MF: You mention that some of the elements of the project weren't taken up in ways that you might have hoped for, or that the timing or the work maybe didn't fit with the ways things were moving with the relationship between the fans and the club. I wonder, given the rhetoric of community forming and empowerment that is often found in both talk about communications technology and 'socially engaged' or 'community' art, what are the way in which aspects of a multilayered work which are neither spectacular failures, nor spectacular successes can be acknowledged in the work and also talked about and thought through?

RB: Well, we have another season to come and I'm aleady receiving email from fans wanting to know if Tigertxt is resuming. Interviews like this one are important for me to reveal the work and I guess it could be published on the Amber Nectar website or the paper fanzine. I would like to leave the community empowerment rhetoric and concentrate on the existing language of the fans (very male and uncompromising) and just maybe challenge it slightly at odd angles.

MF: I was wondering more whether, in the context of the networks and contacts that you operate in there was enough space and time given to talking through and learning from projects in a more collective and possibly recorded way.

RB: Not really, especially if its football-related because in the context you are referring to there is no real interest in this culture. I suppose a formal presentation of the project at some point could happen if I organised it, expecially at HTBA, but I need to resolve a few issues with Amber Nectar before that happens.

MF: But, following that, in what ways do you think texting allows conventionalised uses of language to be challenged or played with?

RB: You are working with a limited and simplified use of english. You have to be sensitive to the existing linguistic codes of the target group i.e the Hull City FC fans. It's very specific, humour is needed, the right references etc. Thats why Les was doing most of the texting. But I like the idea of randomly dropping in 2 alien linguistic forms:- e.g hard social stats and intimate messages. But this might be too arty and disturbing for the linguistic order of things and be rejected by the Hull City fan fraternity. Still, we must all cope with rejection at times I suppose.

MF: I'd like to look at how the project is represented to those not in it. Obviously the primary focus is on the 'social sculpture' the the communicative dynamic that is opened up. But there's this other element, which how the work is then passed on in different circles and contexts. I'd like to thread this back to firstly, the way the work is related to the sponsoring institutions, and secondly, how this very lived network aesthetic that you work with shows itself outside of its immediate enactment.

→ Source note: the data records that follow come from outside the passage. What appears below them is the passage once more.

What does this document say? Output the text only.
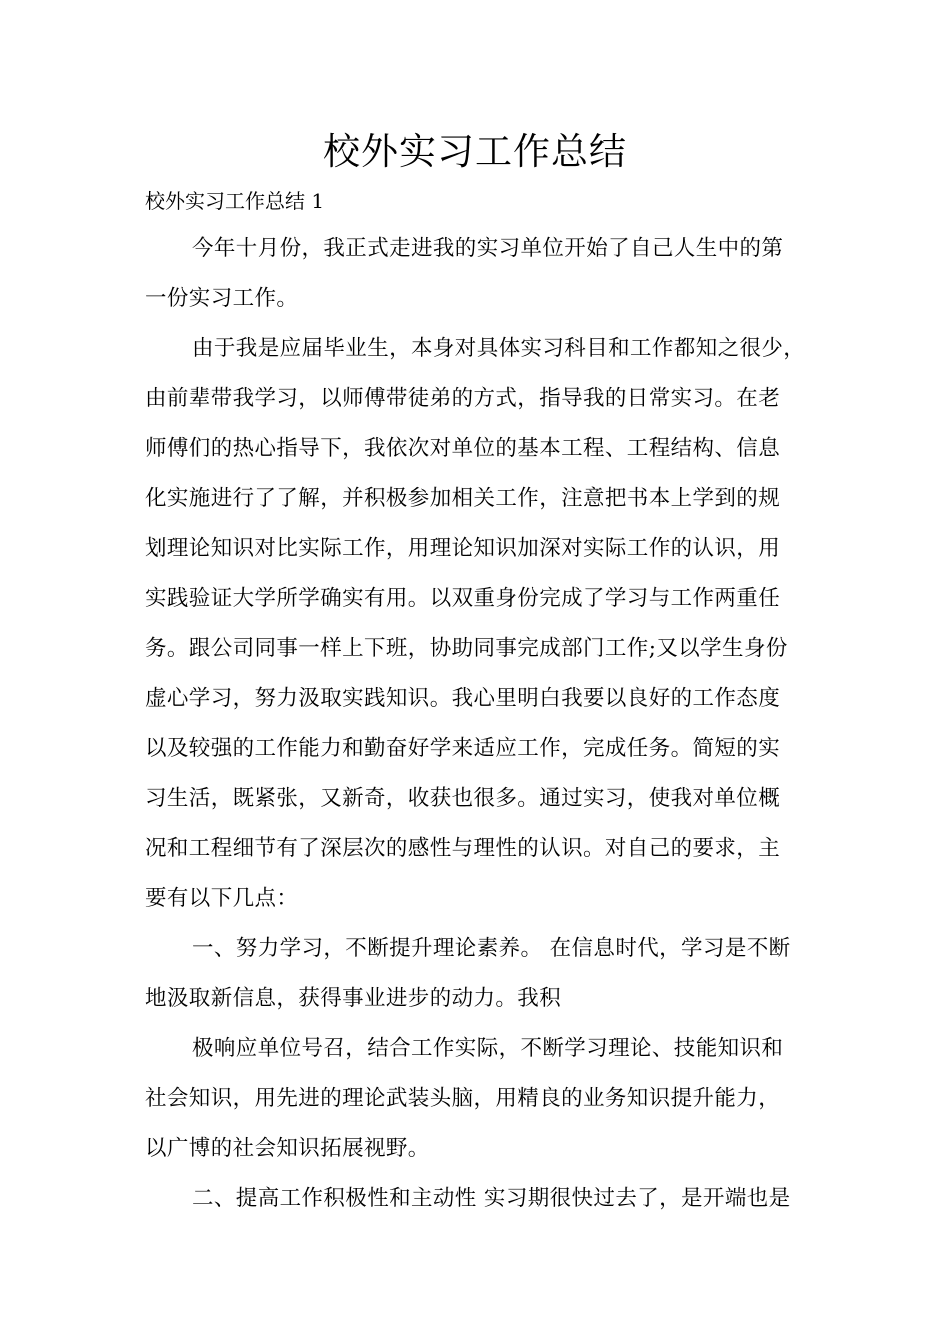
校外实习工作总结
校外实习工作总结 1
今年十月份，我正式走进我的实习单位开始了自己人生中的第
一份实习工作。
由于我是应届毕业生，本身对具体实习科目和工作都知之很少，
由前辈带我学习，以师傅带徒弟的方式，指导我的日常实习。在老
师傅们的热心指导下，我依次对单位的基本工程、工程结构、信息
化实施进行了了解，并积极参加相关工作，注意把书本上学到的规
划理论知识对比实际工作，用理论知识加深对实际工作的认识，用
实践验证大学所学确实有用。以双重身份完成了学习与工作两重任
务。跟公司同事一样上下班，协助同事完成部门工作;又以学生身份
虚心学习，努力汲取实践知识。我心里明白我要以良好的工作态度
以及较强的工作能力和勤奋好学来适应工作，完成任务。简短的实
习生活，既紧张，又新奇，收获也很多。通过实习，使我对单位概
况和工程细节有了深层次的感性与理性的认识。对自己的要求，主
要有以下几点：
一、努力学习，不断提升理论素养。 在信息时代，学习是不断
地汲取新信息，获得事业进步的动力。我积
极响应单位号召，结合工作实际，不断学习理论、技能知识和
社会知识，用先进的理论武装头脑，用精良的业务知识提升能力，
以广博的社会知识拓展视野。
二、提高工作积极性和主动性 实习期很快过去了，是开端也是
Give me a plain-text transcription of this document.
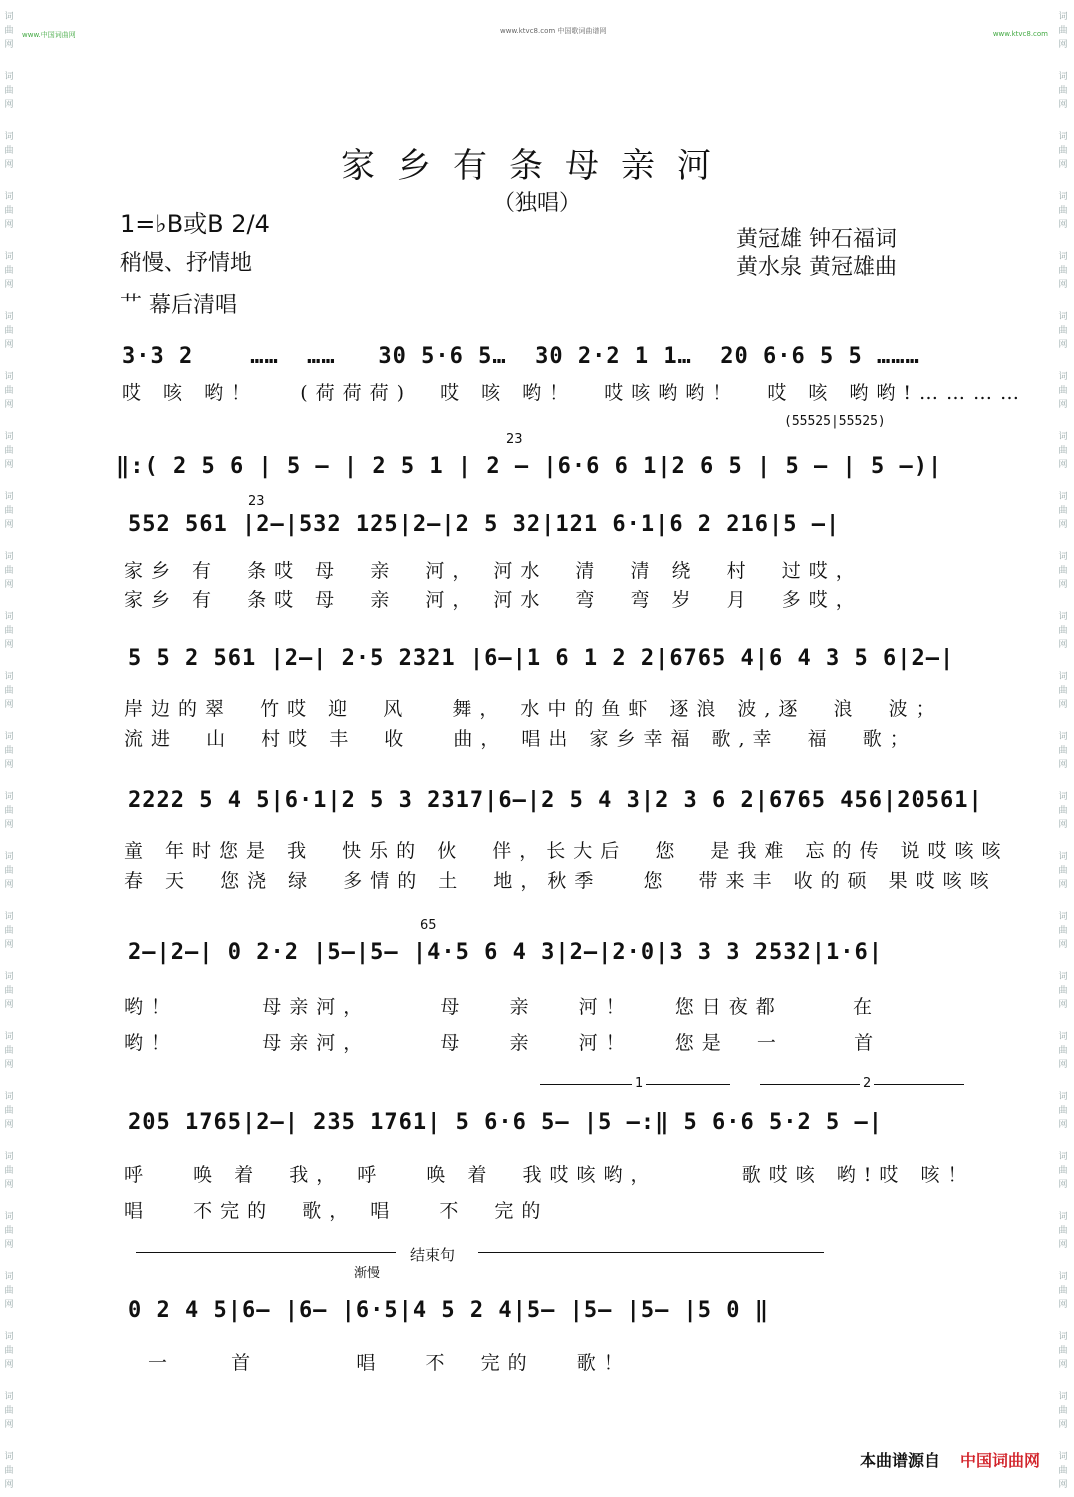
词曲网
词曲网
词曲网
词曲网
词曲网
词曲网
词曲网
词曲网
词曲网
词曲网
词曲网
词曲网
词曲网
词曲网
词曲网
词曲网
词曲网
词曲网
词曲网
词曲网
词曲网
词曲网
词曲网
词曲网
词曲网
词曲网
词曲网
词曲网
词曲网
词曲网
词曲网
词曲网
词曲网
词曲网
词曲网
词曲网
词曲网
词曲网
词曲网
词曲网
词曲网
词曲网
词曲网
词曲网
词曲网
词曲网
词曲网
词曲网
词曲网
词曲网
www.中国词曲网	www.ktvc8.com 中国歌词曲谱网	www.ktvc8.com
家乡有条母亲河
（独唱）
1=♭B或B 2/4
稍慢、抒情地
艹 幕后清唱
黄冠雄 钟石福词
黄水泉 黄冠雄曲
3·3 2    ……  ……   30 5·6 5…  30 2·2 1 1…  20 6·6 5 5 ………
哎 咳 哟！   (荷荷荷)  哎 咳 哟！  哎咳哟哟！  哎 咳 哟哟!…………
(55525|55525)
23
‖:( 2 5 6 | 5 — | 2 5 1 | 2 — |6·6 6 1|2 6 5 | 5 — | 5 —)|
23
552 561 |2—|532 125|2—|2 5 32|121 6·1|6 2 216|5 —|
家乡 有  条哎 母  亲  河， 河水  清  清 绕  村  过哎，
家乡 有  条哎 母  亲  河， 河水  弯  弯 岁  月  多哎，
5 5 2 561 |2—| 2·5 2321 |6—|1 6 1 2 2|6765 4|6 4 3 5 6|2—|
岸边的翠  竹哎 迎  风   舞， 水中的鱼虾 逐浪 波,逐  浪  波；
流进  山  村哎 丰  收   曲， 唱出 家乡幸福 歌,幸  福  歌；
2222 5 4 5|6·1|2 5 3 2317|6—|2 5 4 3|2 3 6 2|6765 456|20561|
童 年时您是 我  快乐的 伙  伴，长大后  您  是我难 忘的传 说哎咳咳
春 天  您浇 绿  多情的 土  地，秋季   您  带来丰 收的硕 果哎咳咳
65
2—|2—| 0 2·2 |5—|5— |4·5 6 4 3|2—|2·0|3 3 3 2532|1·6|
哟！      母亲河，     母   亲   河！   您日夜都     在
哟！      母亲河，     母   亲   河！   您是  一     首
1	2
205 1765|2—| 235 1761| 5 6·6 5— |5 —:‖ 5 6·6 5·2 5 —|
呼   唤 着  我， 呼   唤 着  我哎咳哟，      歌哎咳 哟!哎 咳！
唱   不完的  歌， 唱   不  完的
结束句
渐慢
0 2 4 5|6— |6— |6·5|4 5 2 4|5— |5— |5— |5 0 ‖
一    首       唱   不  完的   歌！
本曲谱源自 中国词曲网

RB: For the institutions, it's: Documentation Documentation Documentation I 'm really rubbish at this. I don't have a good relationship with the camera. But really I needed to record myself giving out the flyers to queueing fans and capturing the posters displayed in pubs and street. I may have to stage it.

MF: For the other part?

RB: Then there's the archiving of all SMS texts. Which I like a lot, but I had to suggest this to Interactive Solutions before they realised it was an obvious thing to do. Publishing the archive on the web is even more appealing as an artist, but not if you're a commercial client which is who Interactive Solutions mainly deal with I suppose. In mediation and documention, network and process-based art takes on the form of a narrative, a story, a myth which is very important to look after and sustain. But this is hard work and doesn't get funded properly.